We did that every week, and called it Sunday Dinner, and I never knew it was possible to do anything else.
The south has given me food-love too, or it’s probably more accurate to say that adulthood has, and the south is where I’ve spent it. We have our own special dinners now, food that means more than food: pancakes on Saturday mornings, pints of Phish food ice cream from the carton on Friday nights. I know what their favourites are, and plan steaming lasagnes for Tim after a hard day, sausage pie with buttery pastry for Henry, cheesy pesto pasta for my heathen toddler.
But when I want a special Sunday, when I want to offer them something in my open hands that means comfort and care and togetherness, I buy a whole chicken.
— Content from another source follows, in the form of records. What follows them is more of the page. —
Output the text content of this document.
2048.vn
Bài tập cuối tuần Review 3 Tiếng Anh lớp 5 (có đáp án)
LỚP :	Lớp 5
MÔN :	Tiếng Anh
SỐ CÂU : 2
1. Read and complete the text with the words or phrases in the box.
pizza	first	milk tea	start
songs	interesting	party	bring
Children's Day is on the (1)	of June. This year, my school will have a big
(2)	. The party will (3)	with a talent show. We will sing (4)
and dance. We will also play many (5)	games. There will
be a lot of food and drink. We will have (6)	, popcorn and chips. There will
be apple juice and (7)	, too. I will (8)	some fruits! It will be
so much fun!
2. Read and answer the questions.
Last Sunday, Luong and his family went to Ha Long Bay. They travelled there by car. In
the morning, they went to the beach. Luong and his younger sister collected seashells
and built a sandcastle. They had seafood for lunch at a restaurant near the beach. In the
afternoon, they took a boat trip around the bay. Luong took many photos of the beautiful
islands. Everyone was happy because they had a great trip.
Tim has never been trained in the roast dinner dance, so I direct him to vegetables while I whisk creamy Yorkshire pudding batter, toss salt over boiling potatoes, unwrap gravy stock cubes and lie them ready on the counter like surgical instruments.
I make a diagram with lots of arrows to make sure I know when everything comes in and out. Open the oven door, slam it shut. Roast and stir and carve. Good glasses on the table, pretty napkins on the mats. Until it’s all ready and I push it towards them, watch them pour lakes and lakes of gravy on their plates, and eat.
And they don’t speak my language, of course. A roast dinner is not a Sunday Dinner, not in their world. If I made a roast dinner every week they’d get bored. They wouldn’t understand that I am offering them Sunday afternoon, a childhood, a warm kitchen exhaling the smell of roast chicken. All my love, and the best of gifts I know how to give them.
They don’t speak that language at all, but I hope they see my open hands; that somehow, we are communicating love through chicken – love and love through all my wordless, clumsy signs.